12.10.2017, 17:33 Uhr

NATIONALFEIERTAG IN SPANIEN
Marsch gegen Unabhängigkeit Kataloniens
Datum:
12.10.2017 16:21 Uhr
König Felipe nimmt in Madrid eine Militärparade ab, während in Barcelona Menschen für die Einheit Spaniens auf die Straße gehen. Der Nationalfeiertag steht unter dem Stern der katalanischen Unabhängigkeitsbestrebungen.

........................

Man könnte auch anders vor gehen !!!

RUFEN WIR IN GANZ SPANIEN DIE REPUBLIK AUF !!!

BUNDESSTAAT SPANIENS !!!!!

Dann aber bitte nach Amerikanischen Beispiel !

Und schon sind Ungerechtigkeiten der bevorzugen der einen zu Gunsten der andere ausgeschaltet !

Und ein König Felipe VI der zuerst 900 Verletzte entstehen lässt und sich hinterher dafür entschuldigt ist kein König sondern gehört abgesetzt und in einem Flugzeug nach DAN HAAG gesetzt !


Herr Carlos Santos

12.10.2017, 19:22 Uhr

KATALONIEN-KRISE
Spanier demonstrieren für Einheit des Landes

.....................

Einheit Spaniens ???

Sind Katalonier nicht auch Menschen und haben Menschenrechte ?

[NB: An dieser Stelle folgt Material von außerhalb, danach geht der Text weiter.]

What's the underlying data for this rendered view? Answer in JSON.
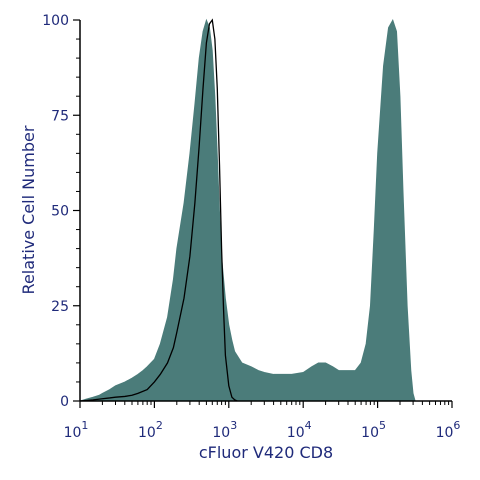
{
  "chart_data": {
    "type": "area",
    "xlabel": "cFluor V420 CD8",
    "ylabel": "Relative Cell Number",
    "x_scale": "log",
    "xlim": [
      10,
      1000000
    ],
    "ylim": [
      0,
      100
    ],
    "x_tick_labels": [
      {
        "value": 10,
        "base": "10",
        "exp": "1"
      },
      {
        "value": 100,
        "base": "10",
        "exp": "2"
      },
      {
        "value": 1000,
        "base": "10",
        "exp": "3"
      },
      {
        "value": 10000,
        "base": "10",
        "exp": "4"
      },
      {
        "value": 100000,
        "base": "10",
        "exp": "5"
      },
      {
        "value": 1000000,
        "base": "10",
        "exp": "6"
      }
    ],
    "y_tick_labels": [
      "0",
      "25",
      "50",
      "75",
      "100"
    ],
    "y_ticks": [
      0,
      25,
      50,
      75,
      100
    ],
    "grid": false,
    "colors": {
      "fill": "#4b7c7a",
      "outline": "#000000",
      "axis": "#000000",
      "text": "#1f2a7a"
    },
    "series": [
      {
        "style": "filled",
        "x": [
          10,
          12,
          15,
          18,
          20,
          25,
          30,
          40,
          50,
          60,
          70,
          80,
          100,
          120,
          150,
          180,
          200,
          250,
          300,
          350,
          400,
          450,
          500,
          550,
          600,
          650,
          700,
          750,
          800,
          900,
          1000,
          1100,
          1200,
          1500,
          2000,
          2500,
          3000,
          4000,
          5000,
          7000,
          10000,
          13000,
          16000,
          20000,
          25000,
          30000,
          40000,
          50000,
          60000,
          70000,
          80000,
          90000,
          100000,
          120000,
          140000,
          160000,
          180000,
          200000,
          220000,
          250000,
          280000,
          300000,
          320000
        ],
        "y": [
          0,
          0.5,
          1,
          1.5,
          2,
          3,
          4,
          5,
          6,
          7,
          8,
          9,
          11,
          15,
          22,
          32,
          40,
          52,
          65,
          78,
          90,
          97,
          100,
          98,
          92,
          80,
          65,
          50,
          38,
          27,
          20,
          16,
          13,
          10,
          9,
          8,
          7.5,
          7,
          7,
          7,
          7.5,
          9,
          10,
          10,
          9,
          8,
          8,
          8,
          10,
          15,
          25,
          45,
          65,
          88,
          98,
          100,
          97,
          80,
          55,
          25,
          8,
          2,
          0
        ]
      },
      {
        "style": "outline",
        "x": [
          10,
          15,
          20,
          25,
          30,
          40,
          50,
          60,
          80,
          100,
          120,
          150,
          180,
          200,
          250,
          300,
          350,
          400,
          450,
          500,
          550,
          600,
          650,
          700,
          750,
          800,
          850,
          900,
          1000,
          1100,
          1200,
          1300
        ],
        "y": [
          0,
          0.3,
          0.6,
          0.8,
          1,
          1.2,
          1.5,
          2,
          3,
          5,
          7,
          10,
          14,
          18,
          27,
          38,
          52,
          67,
          82,
          94,
          99,
          100,
          95,
          82,
          62,
          40,
          24,
          12,
          4,
          1,
          0.3,
          0
        ]
      }
    ]
  }
}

Wie hätten die Spanier im restlichen Spanien reagiert ebenso von der Guardia Civil blutig geprügelt zu werden obwohl es keinerlei Bewaffnungen gab, keine brennende Mülleimer wie sonst in Spanische andere gebieten ?

Und trotz aller Gewalt der Guardia Civil, kein Katalonier ist Nachhause gegangen um sich zu bewaffnen gegangen !

Sind doch die Menschen in Katalonien die friedvollste und Geduldige und auch zivilisierte wenn diese die Unabhängigkeit verschoben haben um einen Freiwilligen Dialog zu erreichen mit der Regierung in Spanien !!!

Einnigkeit in ganz Spanien ?

RUFT DOCH DIE REPUBLIK SPANIENS AUS dann ist mehr Gemeinsamkeit und mehr Gerechtigkeit schneller und gezielter zu erreichen !!!